12.1. Linkage: overview

Linkage is about joining two databases together using common keys or identifiers. In the context of de-identified clinical records linkage, it is often desirable to link without using any direct identity information.

One way to do so is to “pseudonymise” both databases, converting a person-unique identifier (such as a National Health Service [NHS] number in the UK) to a research ID (pseudonym, tag).
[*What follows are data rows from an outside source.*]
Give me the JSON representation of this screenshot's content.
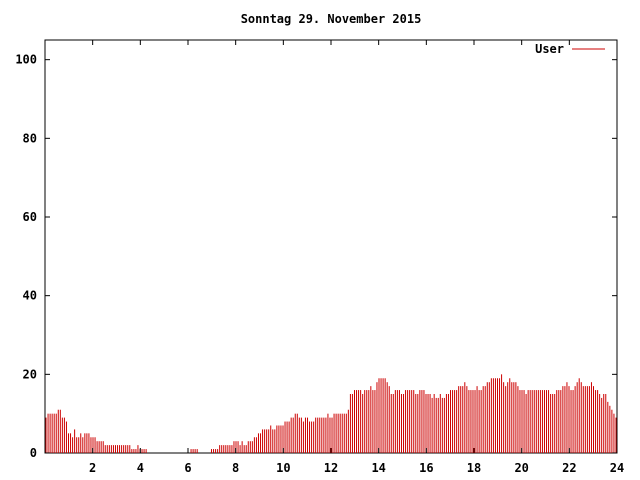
{
  "chart_data": {
    "type": "bar",
    "title": "Sonntag 29. November 2015",
    "xlabel": "",
    "ylabel": "",
    "xlim": [
      0,
      24
    ],
    "ylim": [
      0,
      105
    ],
    "x_ticks": [
      2,
      4,
      6,
      8,
      10,
      12,
      14,
      16,
      18,
      20,
      22,
      24
    ],
    "y_ticks": [
      0,
      20,
      40,
      60,
      80,
      100
    ],
    "grid": false,
    "legend_position": "top-right",
    "series": [
      {
        "name": "User",
        "color": "#cc0000",
        "values": [
          9,
          10,
          10,
          10,
          10,
          10,
          11,
          11,
          9,
          9,
          8,
          5,
          5,
          4,
          6,
          4,
          4,
          5,
          4,
          5,
          5,
          5,
          4,
          4,
          4,
          3,
          3,
          3,
          3,
          2,
          2,
          2,
          2,
          2,
          2,
          2,
          2,
          2,
          2,
          2,
          2,
          2,
          1,
          1,
          1,
          2,
          1,
          1,
          1,
          1,
          0,
          0,
          0,
          0,
          0,
          0,
          0,
          0,
          0,
          0,
          0,
          0,
          0,
          0,
          0,
          0,
          0,
          0,
          0,
          0,
          0,
          1,
          1,
          1,
          1,
          0,
          0,
          0,
          0,
          0,
          0,
          1,
          1,
          1,
          1,
          2,
          2,
          2,
          2,
          2,
          2,
          2,
          3,
          3,
          3,
          2,
          3,
          2,
          2,
          3,
          3,
          3,
          4,
          4,
          5,
          5,
          6,
          6,
          6,
          6,
          7,
          6,
          6,
          7,
          7,
          7,
          7,
          8,
          8,
          8,
          9,
          9,
          10,
          10,
          9,
          9,
          8,
          9,
          9,
          8,
          8,
          8,
          9,
          9,
          9,
          9,
          9,
          9,
          10,
          9,
          9,
          10,
          10,
          10,
          10,
          10,
          10,
          10,
          11,
          15,
          15,
          16,
          16,
          16,
          16,
          15,
          16,
          16,
          16,
          17,
          16,
          16,
          18,
          19,
          19,
          19,
          19,
          18,
          17,
          15,
          15,
          16,
          16,
          16,
          15,
          15,
          16,
          16,
          16,
          16,
          16,
          15,
          15,
          16,
          16,
          16,
          15,
          15,
          15,
          14,
          15,
          14,
          14,
          15,
          14,
          14,
          15,
          15,
          16,
          16,
          16,
          16,
          17,
          17,
          17,
          18,
          17,
          16,
          16,
          16,
          16,
          17,
          16,
          16,
          17,
          17,
          18,
          18,
          19,
          19,
          19,
          19,
          19,
          20,
          18,
          17,
          18,
          19,
          18,
          18,
          18,
          17,
          16,
          16,
          16,
          15,
          16,
          16,
          16,
          16,
          16,
          16,
          16,
          16,
          16,
          16,
          16,
          15,
          15,
          15,
          16,
          16,
          16,
          17,
          17,
          18,
          17,
          16,
          16,
          17,
          18,
          19,
          18,
          17,
          17,
          17,
          17,
          18,
          17,
          16,
          16,
          15,
          14,
          15,
          15,
          13,
          12,
          11,
          10,
          9
        ]
      }
    ]
  }
}
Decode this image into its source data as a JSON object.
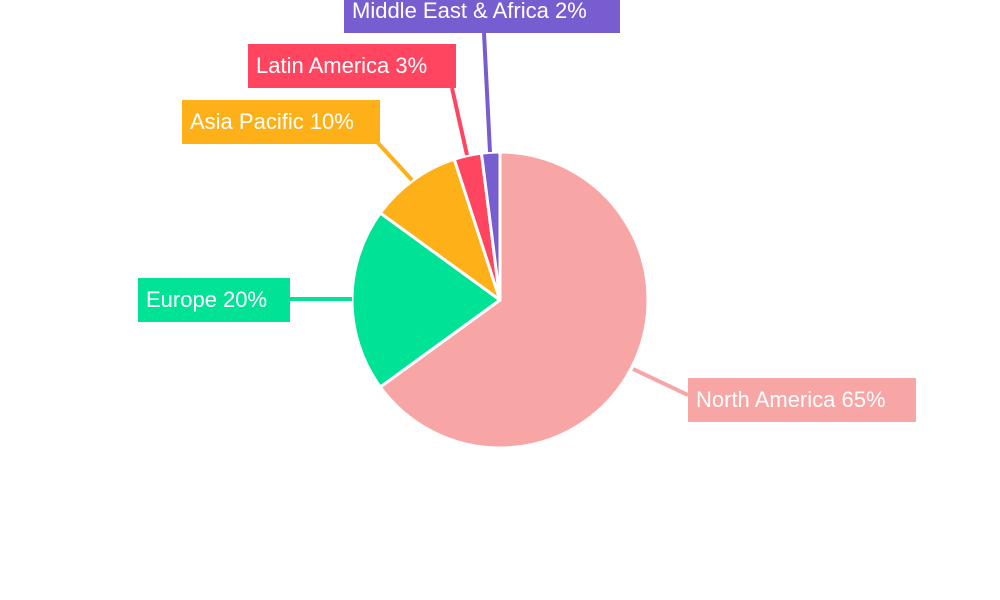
{
  "chart_data": {
    "type": "pie",
    "title": "",
    "start_angle": "top",
    "direction": "clockwise",
    "legend": "none",
    "slices": [
      {
        "label": "North America",
        "value": 65,
        "text": "North America 65%",
        "color": "#F8A5A5"
      },
      {
        "label": "Europe",
        "value": 20,
        "text": "Europe 20%",
        "color": "#00E396"
      },
      {
        "label": "Asia Pacific",
        "value": 10,
        "text": "Asia Pacific 10%",
        "color": "#FEB019"
      },
      {
        "label": "Latin America",
        "value": 3,
        "text": "Latin America 3%",
        "color": "#FF4560"
      },
      {
        "label": "Middle East & Africa",
        "value": 2,
        "text": "Middle East & Africa 2%",
        "color": "#775DD0"
      }
    ]
  }
}
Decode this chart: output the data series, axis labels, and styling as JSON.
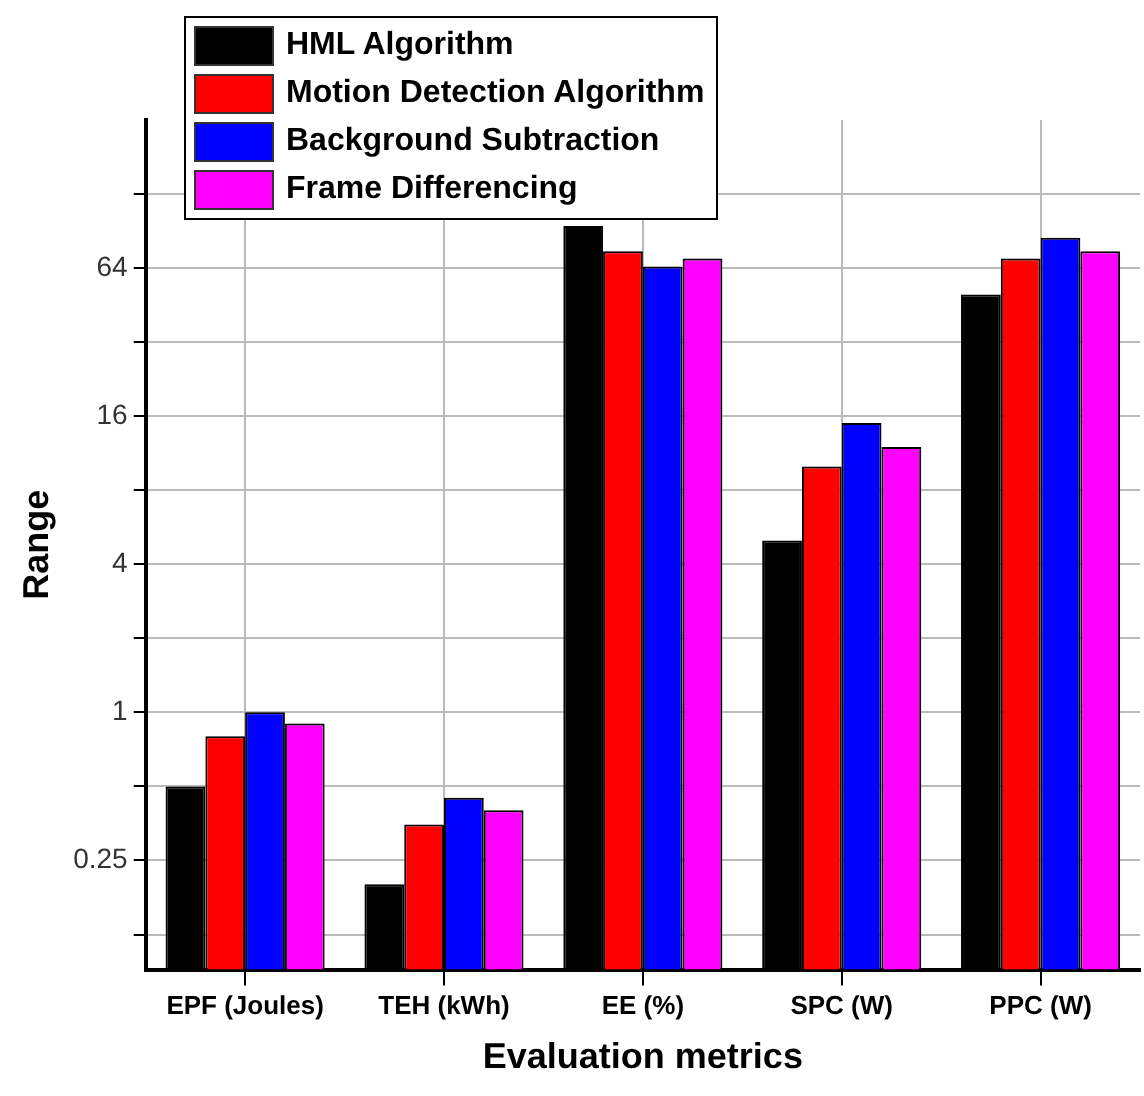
{
  "chart_data": {
    "type": "bar",
    "xlabel": "Evaluation metrics",
    "ylabel": "Range",
    "log": true,
    "grid": true,
    "legend": "top left",
    "categories": [
      "EPF (Joules)",
      "TEH (kWh)",
      "EE (%)",
      "SPC (W)",
      "PPC (W)"
    ],
    "ylim": [
      0.09,
      256
    ],
    "yticks": [
      {
        "value": 0.125,
        "label": null
      },
      0.25,
      {
        "value": 0.5,
        "label": null
      },
      1,
      {
        "value": 2,
        "label": null
      },
      4,
      {
        "value": 8,
        "label": null
      },
      16,
      {
        "value": 32,
        "label": null
      },
      64,
      {
        "value": 128,
        "label": null
      }
    ],
    "series": [
      {
        "name": "HML Algorithm",
        "color": "#000000",
        "values": [
          0.5,
          0.2,
          95,
          5,
          50
        ]
      },
      {
        "name": "Motion Detection Algorithm",
        "color": "#ff0000",
        "values": [
          0.8,
          0.35,
          75,
          10,
          70
        ]
      },
      {
        "name": "Background Subtraction",
        "color": "#0000ff",
        "values": [
          1,
          0.45,
          65,
          15,
          85
        ]
      },
      {
        "name": "Frame Differencing",
        "color": "#ff00ff",
        "values": [
          0.9,
          0.4,
          70,
          12,
          75
        ]
      }
    ]
  }
}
A common operation is for institution A to say to institution B: “please send me de-identified data for the following people”. If the two institutions share a common passphrase (secret key), they can both “hash” their identifiers in the same way, and then check for matches using the resulting pseudonyms. This could work as follows:

  • Institutions A and B agree a secret passphrase.

  • Institution A hashes the identifiers of relevant people, for whom it would like de-identified data from institution B.

  • Institution A sends the resulting pseudonyms to institution B.

  • Institution B hashes all its identifiers with the same passphrase.

  • Institution B looks for pseudonyms that match those requested by A.

  • Institution B sends de-identified data for those people (only) back to A.

For example, using the passphrase “tiger” and the HMAC-MD5 algorithm, the following hashes (expressed as hexadecimal) can be generated consistently:

Identifier      Hash (research pseudonym)
1234567890      35b102550cd6b3118153d0372dffb0aa
2345678901      4aa6ca6d046b6fcffd2e465061bf19de
3456789012      71597eb16547ab2a87bad4139ff73693

The crate_bulk_hash tool allows you to generate these sorts of pseudonyms en masse.

Sometimes, organisations do not share a common person-unique identifier. (For example, education databases probably don’t contain NHS numbers.) In these circumstances, sometimes a match has to be conducted using non-unique information, such as names and dates of birth.

The crate_fuzzy_id_match tool helps you link databases that do not share a common person-unique identifier, via Bayesian probabilistic techniques; either directly (identifiably) or via a de-identified method.